Le désormais ex-ministre d’État en charge de la Justice, Constant Mutamba, a officiellement quitté le gouvernement de Judith Suminwa, quelques heures seulement après que l’Assemblée nationale a autorisé des poursuites judiciaires à son encontre. Dans une lettre de démission adressée au président Félix Tshisekedi, le leader de la DYPRO dénonce un « complot politique » dont il attribue la paternité au régime rwandais et à ses alliés du mouvement rebelle AFC/M23.
« En tant que républicain respectueux de la Constitution et des lois de notre pays, je vous remets ce jour, non sans regret, ma démission pour faire face à ce complot politique revendiqué par le ministre rwandais des Affaires étrangères — qui a jubilé à travers un tweet — ainsi que par les responsables de l’AFC/M23, dont l’objectif ultime est d’obtenir mon élimination physique », écrit-il dans sa correspondance datée du 17 juin.
Mutamba est au cœur d’une affaire de détournement de fonds publics liée à un projet de construction d’une prison à Kisangani.

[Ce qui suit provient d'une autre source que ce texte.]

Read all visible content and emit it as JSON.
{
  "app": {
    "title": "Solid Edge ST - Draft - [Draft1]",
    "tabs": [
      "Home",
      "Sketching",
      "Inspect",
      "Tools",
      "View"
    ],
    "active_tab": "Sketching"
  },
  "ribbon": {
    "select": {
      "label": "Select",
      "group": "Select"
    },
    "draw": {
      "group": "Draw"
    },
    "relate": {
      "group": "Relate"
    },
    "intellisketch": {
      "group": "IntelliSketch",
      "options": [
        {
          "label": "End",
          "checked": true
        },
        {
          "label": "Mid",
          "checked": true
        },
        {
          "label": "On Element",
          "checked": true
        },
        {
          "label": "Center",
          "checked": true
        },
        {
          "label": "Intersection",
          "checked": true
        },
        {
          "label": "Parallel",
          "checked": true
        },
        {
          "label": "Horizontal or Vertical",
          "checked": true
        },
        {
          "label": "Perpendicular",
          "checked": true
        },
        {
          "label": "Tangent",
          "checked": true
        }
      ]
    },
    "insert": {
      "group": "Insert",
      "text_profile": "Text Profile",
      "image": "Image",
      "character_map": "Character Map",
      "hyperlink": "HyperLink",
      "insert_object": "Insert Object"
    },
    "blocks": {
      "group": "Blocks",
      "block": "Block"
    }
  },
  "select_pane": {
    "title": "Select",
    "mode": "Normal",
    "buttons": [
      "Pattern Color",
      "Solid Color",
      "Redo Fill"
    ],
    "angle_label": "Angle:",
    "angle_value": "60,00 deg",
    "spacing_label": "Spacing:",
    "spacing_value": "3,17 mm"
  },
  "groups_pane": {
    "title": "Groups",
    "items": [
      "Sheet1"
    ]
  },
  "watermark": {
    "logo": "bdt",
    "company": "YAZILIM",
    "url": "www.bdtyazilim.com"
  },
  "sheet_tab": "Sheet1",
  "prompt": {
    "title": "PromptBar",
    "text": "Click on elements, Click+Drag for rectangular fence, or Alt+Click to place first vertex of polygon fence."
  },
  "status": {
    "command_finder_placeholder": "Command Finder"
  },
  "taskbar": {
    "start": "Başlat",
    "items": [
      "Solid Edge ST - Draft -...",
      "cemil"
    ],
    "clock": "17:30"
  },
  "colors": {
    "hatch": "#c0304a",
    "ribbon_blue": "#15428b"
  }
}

Les ressources impliquées dans ce dossier provenaient d’un fonds d’indemnisation destiné aux victimes des guerres menées par l’Ouganda et le Rwanda en RDC au début des années 2000. Il est également soupçonné d’avoir violé les règles de passation de marchés publics en recourant à une procédure de gré à gré jugée irrégulière.
Mais pour l’ancien ministre, ces poursuites sont politiquement motivées. Il se décrit comme un fervent patriote engagé dans la lutte contre les responsables du M23, et voit dans ses démêlés judiciaires une tentative de sabotage interne orchestrée de l’extérieur : « Ce complot ne vise pas uniquement ma personne, mais cherche à désorganiser la riposte gouvernementale face à l’agression rwandaise, et à bloquer les réformes internes en cours », affirme-t-il.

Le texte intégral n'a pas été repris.